# 'Recommendation of similar articles from journal abstract analysis'  
# Modeling for recommendation creation
## 2019, Misty M. Giles
### https://github.com/OhThatMisty/astro_categories/

In [1]:
from gensim.parsing.preprocessing import remove_stopwords, strip_punctuation, strip_short
import numpy as np
import os
import pandas as pd
import re
from sklearn.feature_extraction.text import TfidfVectorizer
from sklearn.metrics.pairwise import linear_kernel
import spacy
import unicodedata



In [2]:
def normalize(text):
    '''Convert to ascii, remove special characters associated with LaTeX when given a df column,
       only keep alpha chars and contractions/posessives'''
    normalized_text = []
    
    for t in text:
        t = unicodedata.normalize('NFKD', t).encode('ascii', 'ignore').decode('utf-8', 'ignore')
        # This line is necessary to separate some words because of the LaTeX/math formatting 
        # (Split in two because they wouldn't work well together.)
        t = re.sub('mathrm|gtrsim|lesssim|odot|langle', ' ', t)
        t = re.sub('rangle|rm off|sigma_', ' ', t) 
        # Expand "not" before removing punctuation 
        t = re.sub('n\'t', ' not', t)
        t = strip_punctuation(t)
        # This line gets rid of non-alpha (mostly for digits now) 
        t = re.sub('[^A-Za-z]+', ' ', t) 
        normalized_text.append(strip_short(t))
    # strip_short gets rid of the rest of the math leftovers (and some abbreviations, like ir for
    # infrared - judged that the random letters left over from the math and units of measurement like
    # km, mm caused more noise than losing a few v short acronyms would cause problems
    return normalized_text

# This function is to remove excess whitespace 
def remove(token):
    '''Provide feedback on whether a token is excess whitespace'''
    return token.is_space

# This function ensures that all printouts use the same formula
def join_tokens(sent):
    '''Joins tokens in a sent without whatever is in remove(), adds pronoun back
       in instead of -PRON-'''
    return ' '.join([token.lemma_ if token.lemma_ != '-PRON-' else token.text.lower()
                     for token in sent if not remove(token)])
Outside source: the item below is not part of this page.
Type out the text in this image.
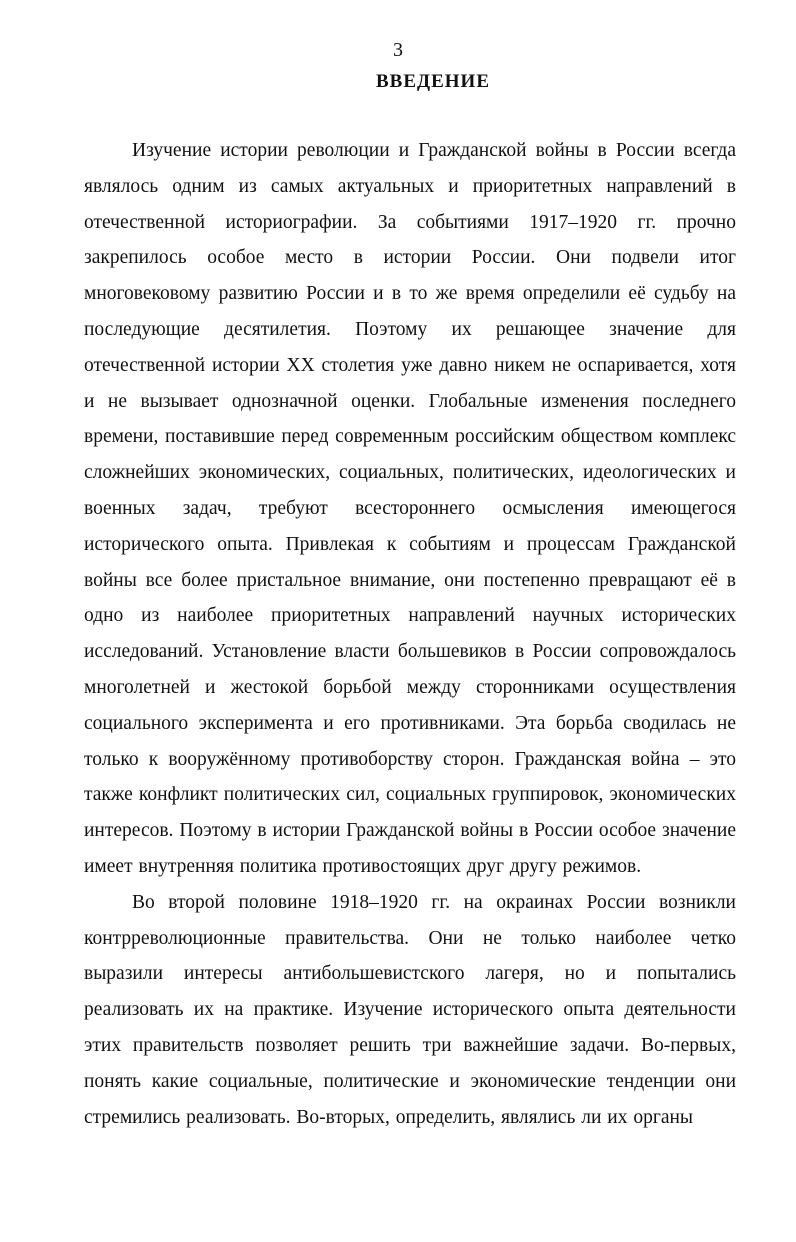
3
ВВЕДЕНИЕ

Изучение истории революции и Гражданской войны в России всегда являлось одним из самых актуальных и приоритетных направлений в отечественной историографии. За событиями 1917–1920 гг. прочно закрепилось особое место в истории России. Они подвели итог многовековому развитию России и в то же время определили её судьбу на последующие десятилетия. Поэтому их решающее значение для отечественной истории XX столетия уже давно никем не оспаривается, хотя и не вызывает однозначной оценки. Глобальные изменения последнего времени, поставившие перед современным российским обществом комплекс сложнейших экономических, социальных, политических, идеологических и военных задач, требуют всестороннего осмысления имеющегося исторического опыта. Привлекая к событиям и процессам Гражданской войны все более пристальное внимание, они постепенно превращают её в одно из наиболее приоритетных направлений научных исторических исследований. Установление власти большевиков в России сопровождалось многолетней и жестокой борьбой между сторонниками осуществления социального эксперимента и его противниками. Эта борьба сводилась не только к вооружённому противоборству сторон. Гражданская война – это также конфликт политических сил, социальных группировок, экономических интересов. Поэтому в истории Гражданской войны в России особое значение имеет внутренняя политика противостоящих друг другу режимов.

Во второй половине 1918–1920 гг. на окраинах России возникли контрреволюционные правительства. Они не только наиболее четко выразили интересы антибольшевистского лагеря, но и попытались реализовать их на практике. Изучение исторического опыта деятельности этих правительств позволяет решить три важнейшие задачи. Во-первых, понять какие социальные, политические и экономические тенденции они стремились реализовать. Во-вторых, определить, являлись ли их органы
# This function prevents nested lists that kill the vectorizer
def join_sentences(doc):
    '''Joins sentences in a doc (includes join_tokens)'''
    return ' '.join([join_tokens(sent) for sent in doc.sents])

# Set up spacy to lemmatize the text
nlp = spacy.load('en', disable=['ner'])

###  Change the "docs_to_run" variable in this box to reflect testing/full run.

In [3]:
# Get the csv file created in the cleaning notebook
file = os.path.join('..', 'data', 'astro_intermediate.csv')
df = pd.read_csv(file, index_col=0)

# Set variables for testing speed
docs_to_run = len(df)  # 1000 for testing, len(df) for real processing
train_docs = int(0.9 * docs_to_run)  # 90% training, 10% test
test_docs = docs_to_run - train_docs
print('Setting up to train on', train_docs, 'abstracts.')
print('Setting up test block of', test_docs, 'abstracts.')
print('Total', docs_to_run, 'abstracts in session.')

Setting up to train on 53974 abstracts.
Setting up test block of 5998 abstracts.
Total 59972 abstracts in session.


In [4]:
%%time

# Don't remove stopwords at this point.  Do that at the modeling stage with the model's 
# built-ins.

# Clean the file (remove punctuation, lowercase, lemmatize, remove 1- and 2-char objects --
# most are math/LaTeX formatting leftovers or possessives)
text = [join_sentences(doc) for doc in nlp.pipe(normalize(df.abstract[:docs_to_run]), batch_size=1000)]

Wall time: 1h 35min 6s


In [5]:
print('Sample abstract to demonstrate cleaning:\n')
print(text[22:23])

Sample abstract to demonstrate cleaning:

['high resolution alma ghz and vla ghz measurement have be use image continuum and spectral line emission from the inner region the nearby infrared luminous galaxy detect compact luminous continuum emission the core with brightness temperature the ghz continuum equally compact but fainter flux suggest that the continuum opaque wavelength imply very large column density and that emerge from hot dust with temperature sim vibrationally excited line hcn and hcn vib be see emission and resolve scale the hcn vib emission reveal north south nuclear velocity gradient with projected rotation velocity kms the bright hcn vib emission orient perpendicular the velocity gradient ground state line hcn hco and show complex line absorption and emission feature hcn and hco have red shift reversed cygni profile consistent with gas inflow sim km the absorption feature can traced from the north east into the nucleus contrast show blue shift line wing extend km sugg

###  Now that the text has been prepared, it's time to choose a sample abstract from the set of abstracts that won't be used to train the model.  This is a proof-of-concept method for testing the recommendation engine that can be tested even with internet issues.

In [6]:
# Pick an article to function as the sample and print some attributes.  
# Abstract is unaltered from download (more human-readable but includes formatting).
article_idx = np.random.randint(0, test_docs)
print(df.title.iloc[(article_idx + train_docs)], '\n')
print(df.abstract.iloc[(article_idx + train_docs)], '\n')
print(df.terms.iloc[(article_idx + train_docs)])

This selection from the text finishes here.